Each non-root node `v` (0-indexed) occupies a slot in both `elbl` (its edge label / key id) and `vcol` (its value id, or the sentinel `0xFFFFFFFF` for internal nodes).

Child navigation uses CSR (Compressed Sparse Row) arrays: `_child_start[v]` is the start offset and `_child_count[v]` is the count of children of node `v`.

## Binary Format

### CompactTree — format v6

```
Magic   : 5 bytes    "CTree"
Version : 8 bytes    uint64 LE  (always 6)
Header  : 8 × 8 bytes  shared_flag, keys_trie_len, val_trie_len, child_count_len,
                         vcol_len, elbl_len, key_vocab_size, val_vocab_size
Payload : keys_trie_bytes | val_trie_bytes (empty when shared)
          | child_count_bytes | vcol_bytes | elbl_bytes
```

When `shared_flag=1` (built with `shared_trie=True`), `val_trie_len=0` and no
value-trie blob is written; on load both `_key_trie` and `_val_trie` point to the
same deserialized `MarisaTrie`.

Files written in v5 or earlier are **not** supported.

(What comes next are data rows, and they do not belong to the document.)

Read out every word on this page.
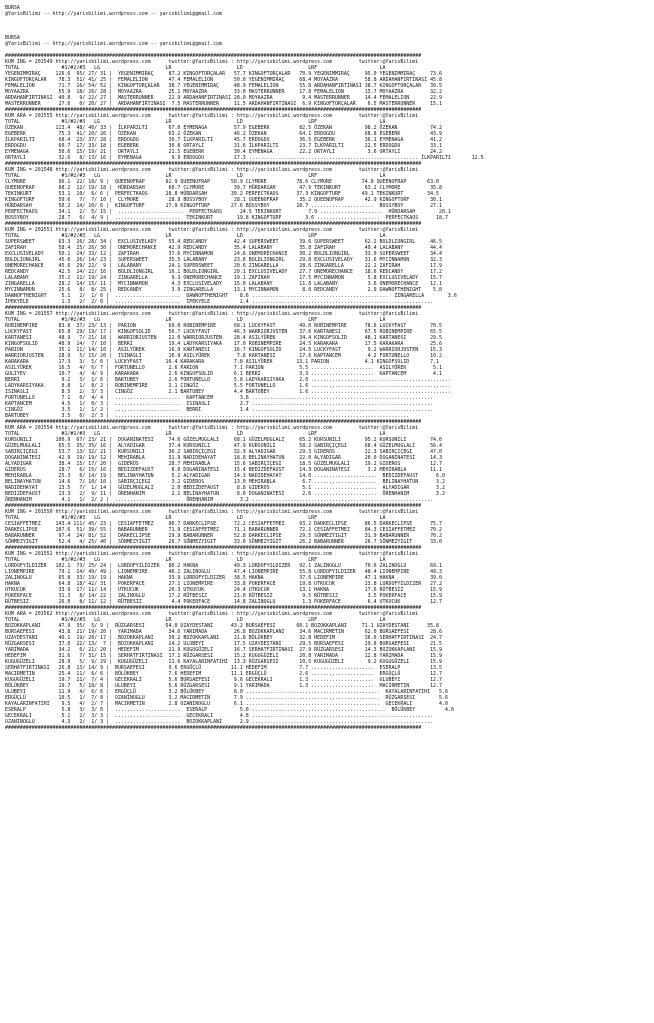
BURSA
@YarisBilimi -- http://yarisbilimi.wordpress.com -- yarisbilimi@gmail.com

BURSA
@YarisBilimi -- http://yarisbilimi.wordpress.com -- yarisbilimi@gmail.com

############################################################################################################################################
KUM ING = 201549 http://yarisbilimi.wordpress.com      twitter:@YarisBilimi : http://yarisbilimi.wordpress.com         twitter:@YarisBilimi
TOTAL              #1/#2/#3   LG                      LR                      LD                      LRF                     LA
YEGENIMMIRAÇ     126.6  95/ 27/ 31 |  YEGENIMMIRAÇ     87.2 KINGOFTORÇALAR   57.7 KINGOFTORÇALAR   70.9 YEGENIMMIRAÇ     95.0 YEGENIMMIRAÇ     73.6
KINGOFTORÇALAR    78.3  51/ 41/ 25 |  FEMALELION       47.4 FEMALELION       50.0 YEGENIMMIRAÇ     68.4 MOYAAZRA         58.8 ARDAHANFIRTINASI 45.8
FEMALELION        71.7  16/ 54/ 52 |  KINGOFTORÇALAR   38.7 YEGENIMMIRAÇ     48.9 FEMALELION       55.8 ARDAHANFIRTINASI 38.7 KINGOFTORÇALAR   39.5
MOYAAZRA          55.9  18/ 26/ 28 |  MOYAAZRA         25.1 MOYAAZRA         33.0 MASTERRUNNER     17.8 FEMALELION       15.7 MOYAAZRA         32.2
ARDAHANFIRTINASI  40.8   9/ 22/ 27 |  MASTERRUNNER     22.9 ARDAHANFIRTINASI 28.0 MOYAAZRA          9.4 MASTERRUNNER     14.4 FEMALELION       22.9
MASTERRUNNER      27.6   0/ 20/ 27 |  ARDAHANFIRTINASI  7.5 MASTERRUNNER     11.5 ARDAHANFIRTINASI  6.9 KINGOFTORÇALAR    6.5 MASTERRUNNER     15.1
############################################################################################################################################
KUM ARA = 201555 http://yarisbilimi.wordpress.com      twitter:@YarisBilimi : http://yarisbilimi.wordpress.com         twitter:@YarisBilimi
TOTAL              #1/#2/#3   LG                      LR                      LD                      LRF                     LA
ÖZEKAN           113.4  48/ 40/ 33 |  İLKPARILTI       67.0 EYMENAGA         57.9 EGEBERK          82.5 ÖZEKAN           98.2 ÖZEKAN           74.2
EGEBERK           75.3  41/ 20/ 26 |  ÖZEKAN           63.2 ÖZEKAN           46.2 ÖZEKAN           64.1 ERDOGDU          68.8 EGEBERK          43.9
İLKPARILTI        68.4  23/ 37/ 28 |  ERDOGDU          36.7 İLKPARILTI       45.7 ERDOGDU          36.5 EGEBERK          36.1 EYMENAGA         41.2
ERDOGDU           60.7  17/ 33/ 18 |  EGEBERK          30.8 ORTAYLI          31.6 İLKPARILTI       23.7 İLKPARILTI       22.5 ERDOGDU          33.1
EYMENAGA          50.6  15/ 19/ 21 |  ORTAYLI          21.5 EGEBERK          30.4 EYMENAGA         22.2 ORTAYLI           3.6 ORTAYLI          24.2
ORTAYLI           32.6   8/ 13/ 16 |  EYMENAGA          9.9 ERDOGDU          17.3 ......................................................... İLKPARILTI       12.5
############################################################################################################################################
KUM ING = 201548 http://yarisbilimi.wordpress.com      twitter:@YarisBilimi : http://yarisbilimi.wordpress.com         twitter:@YarisBilimi
TOTAL              #1/#2/#3   LG                      LR                      LD                      LRF                     LA
CLYMORE           96.1  22/ 18/ 9 |  QUEENOFRAP       92.9 QUEENOFRAP       50.9 CLYMORE          78.6 CLYMORE          74.0 QUEENOFRAP       63.0
QUEENOFRAP        88.2  12/ 19/ 18 |  HÜRDARSAH        60.7 CLYMORE          39.7 HÜRDARSAH        47.9 TEKINKURT        63.2 CLYMORE          35.8
TEKINKURT         53.1  10/  6/ 6 |  PERFECTKAOS      28.8 HÜRDARSAH        39.2 PERFECTKAOS      37.3 KINGOFTURF       49.1 TEKINKURT        34.5
KINGOFTURF        50.6   7/  7/ 10 |  CLYMORE          28.9 BOSSYBOY         28.1 QUEENOFRAP       35.2 QUEENOFRAP       42.9 KINGOFTURF       30.1
HÜRDARSAH         50.2  14/ 10/ 6 |  KINGOFTURF       17.9 KINGOFTURF       27.6 BOSSYBOY         18.7 .....................  BOSSYBOY         27.1
PERFECTKAOS       34.1   2/  5/ 15 |  ......................  PERFECTKAOS      24.5 TEKINKURT         7.9 .....................  HÜRDARSAH        20.1
BOSSYBOY          28.7   6/  4/ 9 |  ......................  TEKINKURT        19.8 KINGOFTURF        3.6 .....................  PERFECTKAOS      18.7
############################################################################################################################################
KUM ING = 201551 http://yarisbilimi.wordpress.com      twitter:@YarisBilimi : http://yarisbilimi.wordpress.com         twitter:@YarisBilimi
TOTAL              #1/#2/#3   LG                      LR                      LD                      LRF                     LA
SUPERSWEET        63.3  26/ 28/ 34 |  EXCLUSIVELADY    55.4 REDCANDY         42.4 SUPERSWEET       39.6 SUPERSWEET       62.2 BOLDLIONGIRL     46.5
ZAFIRAH           58.4  25/ 26/ 30 |  ONEMORECHANCE    42.9 REDCANDY         35.4 LALABANY         35.8 ZAFIRAH          49.4 LALABANY         44.4
EXCLUSIVELADY     50.1  24/ 33/ 12 |  ZAFIRAH          37.6 MYCINNAMON       24.6 ONEMORECHANCE    30.2 BOLDLIONGIRL     33.0 SUPERSWEET       34.4
BOLDLIONGIRL      45.6  26/ 14/ 23 |  SUPERSWEET       35.5 LALABANY         23.8 BOLDLIONGIRL     29.8 EXCLUSIVELADY    31.6 MYCINNAMON       32.3
ONEMORECHANCE     45.6  29/ 22/  9 |  LALABANY         24.1 SUPERSWEET       20.6 ZINGARELLA       28.6 ZINGARELLA       22.2 ZAFIRAH          17.9
REDCANDY          42.5  24/ 22/ 16 |  BOLDLIONGIRL     16.1 BOLDLIONGIRL     20.1 EXCLUSIVELADY    27.7 ONEMORECHANCE    18.6 REDCANDY         17.2
LALABANY          35.2  12/ 19/ 24 |  ZINGARELLA        9.3 ONEMORECHANCE    19.1 ZAFIRAH          17.5 MYCINNAMON        5.8 EXCLUSIVELADY    15.7
ZINGARELLA        28.2  14/ 15/ 11 |  MYCINNAMON        4.3 EXCLUSIVELADY    15.0 LALABANY         11.8 LALABANY          3.6 ONEMORECHANCE    12.1
MYCINNAMON        25.6   8/  8/ 25 |  REDCANDY          3.9 ZINGARELLA       13.1 MYCINNAMON        8.0 REDCANDY          2.9 DAWNOFTHENIGHT    5.0
DAWNOFTHENIGHT     5.1   2/  1/ 6 |  ......................  DAWNOFTHENIGHT    8.6 ..............................................  ZINGARELLA        3.6
İPEKYELE           1.3   2/  2/ 0 |  ......................  İPEKYELE          2.4 .............................................................
############################################################################################################################################
KUM ING = 201557 http://yarisbilimi.wordpress.com      twitter:@YarisBilimi : http://yarisbilimi.wordpress.com         twitter:@YarisBilimi
TOTAL              #1/#2/#3   LG                      LR                      LD                      LRF                     LA
ROBINEMPIRE       83.8  37/ 23/ 13 |  PARION           69.0 ROBINEMPIRE      68.1 LUCKYFAST        49.0 ROBINEMPIRE      78.6 LUCKYFAST        70.5
LUCKYFAST         65.8  29/ 19/ 17 |  KINGOFSOLID      56.7 LUCKYFAST        46.3 WARRIORJUSTEN    37.6 KARTANESI        67.5 ROBINEMPIRE      65.5
KARTANESI         48.9   7/ 21/ 18 |  WARRIORJUSTEN    22.0 WARRIORJUSTEN    28.4 ASILYÜREK        34.4 KINGOFSOLID      48.1 KARTANESI        29.5
KINGOFSOLID       48.9  24/  7/ 10 |  BERRI            19.4 LADYKARSIYAKA    17.0 ROBINEMPIRE      24.5 KARAKARA         17.5 KARAKARA         25.6
PARION            35.1  11/ 14/ 10 |  ASILYÜREK        16.9 KARTANESI        16.7 KINGOFSOLID      24.5 LUCKYFAST         9.2 WARRIORJUSTEN    15.3
WARRIORJUSTEN     28.9   5/ 15/ 20 |  ISINASLI         16.9 ASILYÜREK         7.8 KARTANESI        17.6 KAPTANCEM         4.2 FORTUNELLO       10.2
KARAKARA          17.3   3/  5/ 6 |  LUCKYFAST        16.4 KARAKARA          7.8 ASILYÜREK        13.1 PARION            4.1 KINGOFSOLID       7.1
ASILYÜREK         16.5   4/  6/ 7 |  FORTUNELLO        2.6 PARION            7.1 PARION            5.5 .....................  ASILYÜREK         5.1
GULIYEV           10.7   4/  4/ 9 |  KARAKARA          2.6 KINGOFSOLID       6.1 BERRI             3.3 .....................  KAPTANCEM         4.1
BERRI              9.2   3/  1/ 6 |  BARTUBEY          2.6 FORTUNELLO        5.8 LADYKARSIYAKA     2.0 ...............................................
LADYKARSIYAKA      8.8   1/  8/ 2 |  ROBINEMPIRE       2.1 CINGÖZ            5.5 FORTUNELLO        1.6 ...............................................
ISINASLI           8.5   2/  3/ 3 |  CINGÖZ            2.1 BARTUBEY          4.4 BARTUBEY          1.6 ...............................................
FORTUNELLO         7.1   0/  4/ 4 |  ......................  KAPTANCEM         3.8 .............................................................
KAPTANCEM          4.5   1/  0/ 3 |  ......................  ISINASLI          2.7 .............................................................
CINGÖZ             3.5   1/  1/ 2 |  ......................  BERRI             1.4 .............................................................
BARTUBEY           3.5   0/  2/ 3 |  ...................................................................................................
############################################################################################################################################
KUM ARA = 201554 http://yarisbilimi.wordpress.com      twitter:@YarisBilimi : http://yarisbilimi.wordpress.com         twitter:@YarisBilimi
TOTAL              #1/#2/#3   LG                      LR                      LD                      LRF                     LA
KURSUNILI        100.9  67/ 23/ 21 |  DOGANINATESI     74.6 GÜZELMUGLALI     68.1 GÜZELMUGLALI     65.2 KURSUNILI        95.2 KURSUNILI        74.0
GÜZELMUGLALI      65.5  35/ 35/ 16 |  ALYADIGAR        37.4 KURSUNILI        47.9 KURSUNILI        58.2 SABIRÇIÇEGI      68.4 GÜZELMUGLALI     56.4
SABIRÇIÇEGI       53.7  13/ 32/ 21 |  KURSUNILI        36.2 SABIRÇIÇEGI      32.9 ALYADIGAR        29.3 GIDEROS          22.3 SABIRÇIÇEGI      47.0
DOGANINATESI      42.9  19/ 19/ 12 |  MEHIRABLA        31.9 NADIDEHAYAT      18.8 BELINAYHATUN     22.0 ALYADIGAR        20.0 DOGANINATESI     14.3
ALYADIGAR         38.4  15/ 17/ 20 |  GIDEROS          28.7 MEHIRABLA        15.6 SABIRÇIÇEGI      18.5 GÜZELMUGLALI     19.2 GIDEROS          12.7
GIDEROS           28.7   6/ 15/ 16 |  BEDIZDEFAUST      8.0 DOGANINATESI     15.4 BEDIZDEFAUST     14.3 DOGANINATESI      3.2 MEHIRABLA        11.1
MEHIRABLA         25.3   6/ 14/ 19 |  BELINAYHATUN      5.2 ALYADIGAR        14.3 NADIDEHAYAT      14.0 .....................  BEDIZDEFAUST      6.0
BELINAYHATUN      14.6   7/ 10/ 10 |  SABIRÇIÇEGI       3.2 GIDEROS          13.0 MEHIRABLA         6.7 .....................  BELINAYHATUN      3.2
NADIDEHAYAT       13.5   7/  1/ 14 |  GÜZELMUGLALI      2.0 BEDIZDEFAUST      8.8 GIDEROS           5.1 .....................  ALYADIGAR         3.2
BEDIZDEFAUST      13.3   2/  9/ 11 |  ÖRENHANIM         2.1 BELINAYHATUN      8.0 DOGANINATESI      2.6 .....................  ÖRENHANIM         3.2
ÖRENHANIM          4.1   1/  2/ 2 |  ......................  ÖRENHANIM         3.2 .............................................................
############################################################################################################################################
KUM ING = 201550 http://yarisbilimi.wordpress.com      twitter:@YarisBilimi : http://yarisbilimi.wordpress.com         twitter:@YarisBilimi
TOTAL              #1/#2/#3   LG                      LR                      LD                      LRF                     LA
CESIAFFETMEZ     143.4 111/ 45/ 23 |  CESIAFFETMEZ     90.7 DARKECLIPSE      72.2 CESIAFFETMEZ     93.2 DARKECLIPSE      86.5 DARKECLIPSE      75.7
DARKECLIPSE      107.6  51/ 39/ 55 |  BABARUNNER       71.9 CESIAFFETMEZ     71.1 BABARUNNER       72.1 CESIAFFETMEZ     84.3 CESIAFFETMEZ     70.2
BABARUNNER        97.4  24/ 81/ 52 |  DARKECLIPSE      29.9 BABARUNNER       52.8 DARKECLIPSE      29.5 SÖNMEZYIGIT      31.9 BABARUNNER       70.2
SÖNMEZYIGIT       52.4   4/ 25/ 40 |  SÖNMEZYIGIT      26.7 SÖNMEZYIGIT      33.0 SÖNMEZYIGIT      26.2 BABARUNNER       26.7 SÖNMEZYIGIT      33.0
############################################################################################################################################
KUM ING = 201552 http://yarisbilimi.wordpress.com      twitter:@YarisBilimi : http://yarisbilimi.wordpress.com         twitter:@YarisBilimi
TOTAL              #1/#2/#3   LG                      LR                      LD                      LRF                     LA
LORDOFYILDIZER   102.1  73/ 25/ 24 |  LORDOFYILDIZER   80.2 HAKNA            49.3 LORDOFYILDIZER   92.1 ZALINOGLU        70.6 ZALINOGLU        69.1
LIONEMPIRE        79.1  14/ 49/ 49 |  LIONEMPIRE       46.1 ZALINOGLU        47.4 LIONEMPIRE       55.8 LORDOFYILDIZER   48.4 LIONEMPIRE       49.3
ZALINOGLU         65.8  33/ 19/ 19 |  HAKNA            33.9 LORDOFYILDIZER   38.5 HAKNA            37.6 LIONEMPIRE       47.1 HAKNA            39.0
HAKNA             64.8  18/ 42/ 31 |  POKERFACE        27.1 LIONEMPIRE       33.8 POKERFACE        19.8 UTKUCUK          23.8 LORDOFYILDIZER   27.2
UTKUCUK           33.9  17/ 11/ 14 |  UTKUCUK          20.3 UTKUCUK          24.4 UTKUCUK          13.1 HAKNA            17.6 RÜTBESIZ         15.9
POKERFACE         31.3   8/ 14/ 22 |  ZALINOGLU        17.2 RÜTBESIZ         21.0 RÜTBESIZ          9.5 RÜTBESIZ          3.5 POKERFACE        15.9
RÜTBESIZ          26.0   8/ 11/ 12 |  RÜTBESIZ          4.4 POKERFACE        14.8 ZALINOGLU         1.3 POKERFACE         6.4 UTKUCUK          12.7
############################################################################################################################################
KUM ARA = 201562 http://yarisbilimi.wordpress.com      twitter:@YarisBilimi : http://yarisbilimi.wordpress.com         twitter:@YarisBilimi
TOTAL              #1/#2/#3   LG                      LR                      LD                      LRF                     LA
BOZOKKAPLANI      47.9  35/  5/ 9 |  RÜZGARSESI       54.0 UZAYDESTANI      43.2 BURSAEFESI       60.1 BOZOKKAPLANI     71.1 UZAYDESTANI      35.8
BURSAEFESI        43.8  21/ 19/ 20 |  YARIMADA         34.6 YARIMADA         26.8 BOZOKKAPLANI     34.6 MACIRMETIN       62.0 BURSAEFESI       28.6
UZAYDESTANI       40.1  19/ 20/ 17 |  BOZOKKAPLANI     30.2 BOZOKKAPLANI     21.8 BÖLÜKBEY         32.8 HEDEFIM          36.6 SERHATFIRTINASI  24.7
RÜZGARSESI        37.0  22/ 13/  7 |  BOZOKKAPLANI     24.2 ULUBEYI          17.5 UZAYDESTANI      29.5 BURSAEFESI       29.8 BURSAEFESI       21.5
YARIMADA          34.2   6/ 21/ 20 |  HEDEFIM          21.9 KUGUGÜZELI       16.7 SERHATFIRTINASI  27.9 RÜZGARSESI       14.3 BOZOKKAPLANI     15.9
HEDEFIM           31.6   7/ 31/ 15 |  SERHATFIRTINASI  17.1 RÜZGARSESI       15.2 KUGUGÜZELI       20.8 YARIMADA         12.8 YARIMADA         15.9
KUGUGÜZELI        28.0   5/  9/ 29 |  KUGUGÜZELI       11.6 KAYALARINFATIHI  13.3 RÜZGARSESI       10.5 KUGUGÜZELI        9.2 KUGUGÜZELI       15.9
SERHATFIRTINASI   26.8  13/ 14/ 9 |  BURSAEFESI        9.6 ERGÜÇLÜ          11.1 HEDEFIM           7.7 .....................  ESERALP          13.5
MACIRMETIN        25.4  11/  6/ 6 |  BÖLÜKBEY          7.6 HEDEFIM          11.1 ERGÜÇLÜ           2.6 .....................  ERGÜÇLÜ          12.7
KUGUGÜZELI        19.7  11/  7/ 4 |  GECEKRALI         5.6 BURSAEFESI        9.6 GECEKRALI         1.3 .....................  ULUBEYI          12.7
BÖLÜKBEY          19.7   5/ 18/ 8 |  ULUBEYI           5.6 RÜZGARSESI        9.1 YARIMADA          1.3 .....................  MACIRMETIN       12.7
ULUBEYI           11.9   4/  6/ 6 |  ERGÜÇLÜ           3.2 BÖLÜKBEY          8.0 .............................................  KAYALARINFATIHI   5.6
ERGÜÇLÜ           10.5   1/  7/ 8 |  OZANINOGLU        3.2 MACIRMETIN        7.9 .............................................  RÜZGARSESI        5.6
KAYALARINFATIHI    9.5   4/  2/ 7 |  MACIRMETIN        2.8 OZANINOGLU        6.1 .............................................  GECEKRALI         4.0
ESERALP            5.8   3/  3/ 0 |  ......................  ESERALP           5.0 .............................................  BÖLÜKBEY          4.0
GECEKRALI          5.1   2/  3/ 3 |  ......................  GECEKRALI         4.8 .............................................................
OZANINOGLU         4.3   2/  1/ 3 |  ......................  BOZOKKAPLANI      2.9 .............................................................
############################################################################################################################################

### CompactTreeFlat — format CTFlt v1

```
Magic   : 5 bytes    "CTFlt"
Version : 8 bytes    uint64 LE  (always 1)
Header  : 4 × 8 bytes  n_paths, val_trie_len, paths_buf_len, val_vocab_size
Payload : val_trie_bytes | paths_buf
```

## Dependencies

- `bitarray` — Bit-packed boolean arrays (used for terminal flags in MarisaTrie serialization)
- `fsspec` — Filesystem abstraction for local and remote storage

## Testing

```bash
pytest test_compact_tree.py test_marisa_trie.py
```

### Benchmarks

Run performance benchmarks with `pytest-benchmark`:

```bash
pytest test_compact_tree.py::TestLoadPerformance --benchmark-only -v
```

See [BENCHMARK_RESULTS.md](BENCHMARK_RESULTS.md) for detailed results and [OPTIMIZATIONS.md](OPTIMIZATIONS.md) for optimization history.

## Performance

Benchmark: 3-level nested dict, shape `{L0=9, L1=4, L2=173,000}`, 6.2M leaf entries.
Windows 11, Intel Core Ultra 9 285H, Python 3.14.3, 10 s timed loops.

| Target | Lookups / s | µs / lookup | vs dict |
|---|---|---|---|
| `dict[k0][k1][k2]` | 228,998 | 4.4 | 1.0× (baseline) |
| `CompactTreeFlat.get_path()` | 194,220 | 5.1 | **0.85×** |
| `CompactTree.get_path()` (C ext) | 141,224 | 7.1 | 0.62× |
| `CompactTree[k0][k1][k2]` (no cache) | 124,384 | 8.0 | 0.54× |

See [PERFORMANCE.md](PERFORMANCE.md) for full comparisons including PyArrow.

*`CompactTreeFlat.get_path()` is ~38% faster than `CompactTree.get_path()` because a
full-path lookup reduces to one Python `dict.__getitem__` + one `restore_key` call.*

## Contributing

Contributions are welcome! Please see [CONTRIBUTING.md](CONTRIBUTING.md) for details.

## License

This project is licensed under the MIT License - see the [LICENSE](LICENSE) file for details.